И можно думать, что верхи пользовались такими особенностями по-своему. На расправу с заводским начальством — мелкотой — смотрели сквозь пальцы. На всех, дескать, слез не хватит, да и на место одного десяток других подыскать можно. Ну, и не беспокоились, даже и на пособия в случаях инвалидности не слишком тратились. Может быть, тут было кой-что и от боязни за собственную шкуру: если не давать выхода недовольству рабочих, так, пожалуй, себе опаснее. И выход давался «расчетами по мелочишкам».
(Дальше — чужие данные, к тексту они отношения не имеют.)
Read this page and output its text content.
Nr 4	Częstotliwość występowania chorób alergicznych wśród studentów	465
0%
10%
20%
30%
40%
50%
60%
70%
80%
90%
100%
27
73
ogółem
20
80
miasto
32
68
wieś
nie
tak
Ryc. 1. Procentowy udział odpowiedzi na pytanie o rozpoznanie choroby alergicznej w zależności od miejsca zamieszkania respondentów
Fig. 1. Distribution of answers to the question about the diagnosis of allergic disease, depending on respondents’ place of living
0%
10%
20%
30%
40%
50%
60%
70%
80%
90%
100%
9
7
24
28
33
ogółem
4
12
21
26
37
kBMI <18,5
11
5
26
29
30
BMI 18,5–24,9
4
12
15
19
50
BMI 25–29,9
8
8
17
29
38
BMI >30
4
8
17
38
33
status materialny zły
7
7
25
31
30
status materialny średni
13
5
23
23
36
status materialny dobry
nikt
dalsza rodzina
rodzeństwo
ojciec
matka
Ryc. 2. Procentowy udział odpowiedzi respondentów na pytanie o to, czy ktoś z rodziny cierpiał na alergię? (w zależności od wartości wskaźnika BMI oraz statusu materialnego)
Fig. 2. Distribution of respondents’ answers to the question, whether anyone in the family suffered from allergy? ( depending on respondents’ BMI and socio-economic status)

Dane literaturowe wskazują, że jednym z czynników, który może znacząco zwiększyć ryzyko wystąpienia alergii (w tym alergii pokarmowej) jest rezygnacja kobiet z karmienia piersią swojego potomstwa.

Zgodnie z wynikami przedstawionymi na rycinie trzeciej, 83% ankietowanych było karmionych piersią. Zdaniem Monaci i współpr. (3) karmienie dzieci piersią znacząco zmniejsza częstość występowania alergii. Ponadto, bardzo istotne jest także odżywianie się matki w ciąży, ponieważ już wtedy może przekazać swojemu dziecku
Производилось потом, конечно, следствие, но обыкновенно виновных не находилось. За все отвечал неуловимый Агапыч. На его голову по заводским традициям разрешалось валить всякую вину: все равно ему уж хуже не будет.

В агапычев счет, кажется, был записан и случай с заводским надзирателем Царем, у которого в одну зимнюю ночь были «отбиты вздохи».